Nearly 100 years after accidentally drinking from the Fountain of Youth, perpetually 17-year-old Emma investigates a series of murders.
Through flashbacks, readers learn how inadvertently drinking from the Fountain of Youth in 1916 eventually led to the tragic murders of Emma’s and Charlie’s families, both white, at the hands of the congregation of the Church of Light. While the two flee for their lives, Charlie decides separation is the safer choice and deliberately breaks Emma’s heart to convince her to leave him. Both soon regret the decision, but without a plan or modern modes of communication, they are unable to reunite. Flash-forward to present-day Dallas, where Emma, still searching for Charlie, finds herself also investigating a string of murdered girls who she believes are also victims of the Church of Light.
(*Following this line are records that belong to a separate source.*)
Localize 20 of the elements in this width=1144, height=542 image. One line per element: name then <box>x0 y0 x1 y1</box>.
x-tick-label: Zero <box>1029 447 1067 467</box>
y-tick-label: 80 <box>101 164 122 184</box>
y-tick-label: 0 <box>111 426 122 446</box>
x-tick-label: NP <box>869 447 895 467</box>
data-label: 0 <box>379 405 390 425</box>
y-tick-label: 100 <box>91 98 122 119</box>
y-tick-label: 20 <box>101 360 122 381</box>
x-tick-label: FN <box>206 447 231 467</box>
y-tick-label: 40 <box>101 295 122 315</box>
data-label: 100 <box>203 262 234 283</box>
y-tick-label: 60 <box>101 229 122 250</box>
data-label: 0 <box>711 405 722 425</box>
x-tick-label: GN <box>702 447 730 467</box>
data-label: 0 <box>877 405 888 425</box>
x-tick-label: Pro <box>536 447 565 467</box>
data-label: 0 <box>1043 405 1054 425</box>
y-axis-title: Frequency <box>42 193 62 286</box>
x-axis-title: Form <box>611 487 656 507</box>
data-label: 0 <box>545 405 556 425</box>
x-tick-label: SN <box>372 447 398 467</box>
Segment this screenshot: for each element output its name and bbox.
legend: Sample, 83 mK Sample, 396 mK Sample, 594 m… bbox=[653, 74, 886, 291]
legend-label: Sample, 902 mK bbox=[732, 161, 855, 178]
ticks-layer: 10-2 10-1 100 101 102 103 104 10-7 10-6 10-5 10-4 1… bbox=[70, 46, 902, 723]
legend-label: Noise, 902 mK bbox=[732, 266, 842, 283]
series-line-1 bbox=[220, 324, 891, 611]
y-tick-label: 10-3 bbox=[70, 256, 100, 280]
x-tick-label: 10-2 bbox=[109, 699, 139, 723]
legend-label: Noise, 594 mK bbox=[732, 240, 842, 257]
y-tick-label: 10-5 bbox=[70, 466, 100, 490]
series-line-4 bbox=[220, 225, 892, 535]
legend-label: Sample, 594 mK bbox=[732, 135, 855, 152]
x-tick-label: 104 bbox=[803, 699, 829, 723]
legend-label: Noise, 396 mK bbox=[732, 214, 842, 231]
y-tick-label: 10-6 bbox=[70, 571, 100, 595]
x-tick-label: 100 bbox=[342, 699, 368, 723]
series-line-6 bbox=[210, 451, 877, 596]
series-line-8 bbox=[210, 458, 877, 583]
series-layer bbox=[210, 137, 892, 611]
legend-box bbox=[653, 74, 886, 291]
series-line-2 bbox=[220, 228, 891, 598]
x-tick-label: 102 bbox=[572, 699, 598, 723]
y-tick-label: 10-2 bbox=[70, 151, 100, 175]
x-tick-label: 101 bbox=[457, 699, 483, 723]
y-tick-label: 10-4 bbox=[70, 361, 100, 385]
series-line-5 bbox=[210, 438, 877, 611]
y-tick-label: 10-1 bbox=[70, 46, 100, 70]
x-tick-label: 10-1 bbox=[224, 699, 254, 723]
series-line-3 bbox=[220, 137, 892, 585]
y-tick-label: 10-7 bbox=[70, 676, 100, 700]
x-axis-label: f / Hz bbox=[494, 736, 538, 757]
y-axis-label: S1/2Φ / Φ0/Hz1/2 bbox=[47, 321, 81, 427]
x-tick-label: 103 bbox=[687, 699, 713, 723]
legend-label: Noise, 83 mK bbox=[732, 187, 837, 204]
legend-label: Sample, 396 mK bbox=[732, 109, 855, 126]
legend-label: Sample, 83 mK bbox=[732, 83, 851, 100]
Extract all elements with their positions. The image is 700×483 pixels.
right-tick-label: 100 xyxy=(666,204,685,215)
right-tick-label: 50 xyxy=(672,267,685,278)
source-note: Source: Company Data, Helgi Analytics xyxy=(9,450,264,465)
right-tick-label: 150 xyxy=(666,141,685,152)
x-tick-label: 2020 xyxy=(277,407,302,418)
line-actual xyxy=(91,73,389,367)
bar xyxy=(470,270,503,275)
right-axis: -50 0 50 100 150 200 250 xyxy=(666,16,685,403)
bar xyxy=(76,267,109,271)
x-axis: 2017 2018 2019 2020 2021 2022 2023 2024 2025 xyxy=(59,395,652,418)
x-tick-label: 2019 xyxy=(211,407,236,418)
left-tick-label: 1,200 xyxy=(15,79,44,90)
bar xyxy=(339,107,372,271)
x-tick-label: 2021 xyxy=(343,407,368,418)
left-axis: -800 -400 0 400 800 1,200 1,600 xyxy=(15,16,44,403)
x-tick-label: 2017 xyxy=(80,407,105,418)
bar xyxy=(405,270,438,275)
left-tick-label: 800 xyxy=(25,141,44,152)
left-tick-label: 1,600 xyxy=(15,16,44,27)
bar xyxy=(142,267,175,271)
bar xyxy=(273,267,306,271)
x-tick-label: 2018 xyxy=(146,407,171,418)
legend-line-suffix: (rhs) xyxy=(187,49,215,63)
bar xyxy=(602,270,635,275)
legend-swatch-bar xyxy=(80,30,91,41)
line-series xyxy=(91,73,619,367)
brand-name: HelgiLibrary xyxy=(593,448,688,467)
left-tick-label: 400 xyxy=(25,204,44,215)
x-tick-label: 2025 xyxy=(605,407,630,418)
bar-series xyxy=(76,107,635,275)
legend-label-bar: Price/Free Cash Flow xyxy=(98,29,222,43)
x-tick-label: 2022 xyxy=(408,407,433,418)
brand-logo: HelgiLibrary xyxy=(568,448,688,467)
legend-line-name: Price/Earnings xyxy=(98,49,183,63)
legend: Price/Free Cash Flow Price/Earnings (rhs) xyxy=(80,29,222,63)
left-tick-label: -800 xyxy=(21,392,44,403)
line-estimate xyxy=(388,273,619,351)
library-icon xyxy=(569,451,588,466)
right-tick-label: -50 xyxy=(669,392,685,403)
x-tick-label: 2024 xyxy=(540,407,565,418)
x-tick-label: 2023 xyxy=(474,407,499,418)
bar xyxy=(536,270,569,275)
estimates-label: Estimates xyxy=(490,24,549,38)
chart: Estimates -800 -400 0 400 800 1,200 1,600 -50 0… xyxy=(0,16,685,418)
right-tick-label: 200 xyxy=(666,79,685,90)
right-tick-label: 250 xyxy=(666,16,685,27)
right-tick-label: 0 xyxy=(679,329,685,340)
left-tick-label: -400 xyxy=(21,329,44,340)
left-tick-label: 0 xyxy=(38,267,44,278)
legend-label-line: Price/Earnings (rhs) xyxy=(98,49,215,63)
After a neighboring girl is kidnapped, Emma hopes to rescue her by using herself as bait—a decision that ultimately leads to revelations about the day when she and Charlie gained their eternal youth. Interspersed throughout Emma’s mystery story are chapters dedicated to recounting how Charlie has spent his life; these effectively capture the loneliness, isolation, and even regret that accompanies the secrecy required by eternal youth. The novel’s resolution is awfully quick, but the storylines’ convergence is largely satisfying.
A modern Tuck Everlasting with a thriller twist: fun, in spite of its improbabilities.